Métropole de Paris: Karoutchi (UMP) demande un texte de loi à part pour l'Ile-de-France

12/06/2013 16:23:47 GMT+02:00

 AFP (264)

 

 

   PARIS, 12 juin 2013 (AFP) - Le sénateur des Hauts-de-Seine Roger Karoutchi (UMP), auteur d'un des amendements supprimant la métropole de Paris dans le projet de loi sur la décentralisation, a demandé mercredi au gouvernement un texte de loi à part pour l'Ile-de-France.

Le projet de métropole de Paris, rejeté en première lecture au Sénat avec l'alliance UMP-PCF, doit revenir mi-juillet lors de son examen devant l'Assemblée nationale. Le maire de Paris, Bertrand Delanoë (PS), a plaidé pour que le gouvernement reprenne sa version initiale.

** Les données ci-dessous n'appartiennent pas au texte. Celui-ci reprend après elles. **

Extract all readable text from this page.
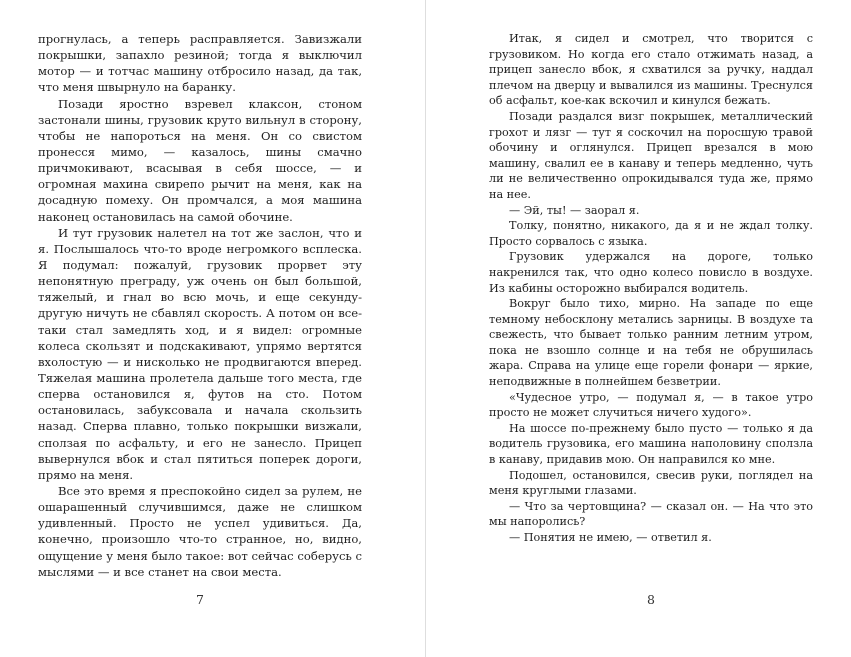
прогнулась, а теперь расправляется. Завизжали покрышки, запахло резиной; тогда я выключил мотор — и тотчас машину отбросило назад, да так, что меня швырнуло на баранку.

Позади яростно взревел клаксон, стоном застонали шины, грузовик круто вильнул в сторону, чтобы не напороться на меня. Он со свистом пронесся мимо, — казалось, шины смачно причмокивают, всасывая в себя шоссе, — и огромная махина свирепо рычит на меня, как на досадную помеху. Он промчался, а моя машина наконец остановилась на самой обочине.

И тут грузовик налетел на тот же заслон, что и я. Послышалось что-то вроде негромкого всплеска. Я подумал: пожалуй, грузовик прорвет эту непонятную преграду, уж очень он был большой, тяжелый, и гнал во всю мочь, и еще секунду-другую ничуть не сбавлял скорость. А потом он все-таки стал замедлять ход, и я видел: огромные колеса скользят и подскакивают, упрямо вертятся вхолостую — и нисколько не продвигаются вперед. Тяжелая машина пролетела дальше того места, где сперва остановился я, футов на сто. Потом остановилась, забуксовала и начала скользить назад. Сперва плавно, только покрышки визжали, сползая по асфальту, и его не занесло. Прицеп вывернулся вбок и стал пятиться поперек дороги, прямо на меня.

Все это время я преспокойно сидел за рулем, не ошарашенный случившимся, даже не слишком удивленный. Просто не успел удивиться. Да, конечно, произошло что-то странное, но, видно, ощущение у меня было такое: вот сейчас соберусь с мыслями — и все станет на свои места.

7

Итак, я сидел и смотрел, что творится с грузовиком. Но когда его стало отжимать назад, а прицеп занесло вбок, я схватился за ручку, наддал плечом на дверцу и вывалился из машины. Треснулся об асфальт, кое-как вскочил и кинулся бежать.

Позади раздался визг покрышек, металлический грохот и лязг — тут я соскочил на поросшую травой обочину и оглянулся. Прицеп врезался в мою машину, свалил ее в канаву и теперь медленно, чуть ли не величественно опрокидывался туда же, прямо на нее.

— Эй, ты! — заорал я.

Толку, понятно, никакого, да я и не ждал толку. Просто сорвалось с языка.

Грузовик удержался на дороге, только накренился так, что одно колесо повисло в воздухе. Из кабины осторожно выбирался водитель.

Вокруг было тихо, мирно. На западе по еще темному небосклону метались зарницы. В воздухе та свежесть, что бывает только ранним летним утром, пока не взошло солнце и на тебя не обрушилась жара. Справа на улице еще горели фонари — яркие, неподвижные в полнейшем безветрии.

«Чудесное утро, — подумал я, — в такое утро просто не может случиться ничего худого».

На шоссе по-прежнему было пусто — только я да водитель грузовика, его машина наполовину сползла в канаву, придавив мою. Он направился ко мне.

Подошел, остановился, свесив руки, поглядел на меня круглыми глазами.

— Что за чертовщина? — сказал он. — На что это мы напоролись?

— Понятия не имею, — ответил я.

8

"Je demande au gouvernement de préparer un texte de loi séparé pour l'Ile-de-France et d'écouter tous les acteurs franciliens", écrit dans un communiqué Roger Karoutchi, qui se demande si M. Delanoë va "dicter sa loi".

"Il faut simplifier, clarifier les compétences mais certainement pas les diluer encore plus (...) Réformer la gouvernance de l'Ile-de-France ne nécessite en rien de créer une strate supplémentaire", souligne le président de la commission des Finances du Conseil régional d'Ile-de-France.

Le sénateur UMP goûte assez peu l'idée d'une métropole qui regrouperait 85% de la population de la région francilienne, puisqu'elle était pensée dans les contours de la zone dense de l'agglomération au sens de l'Insee.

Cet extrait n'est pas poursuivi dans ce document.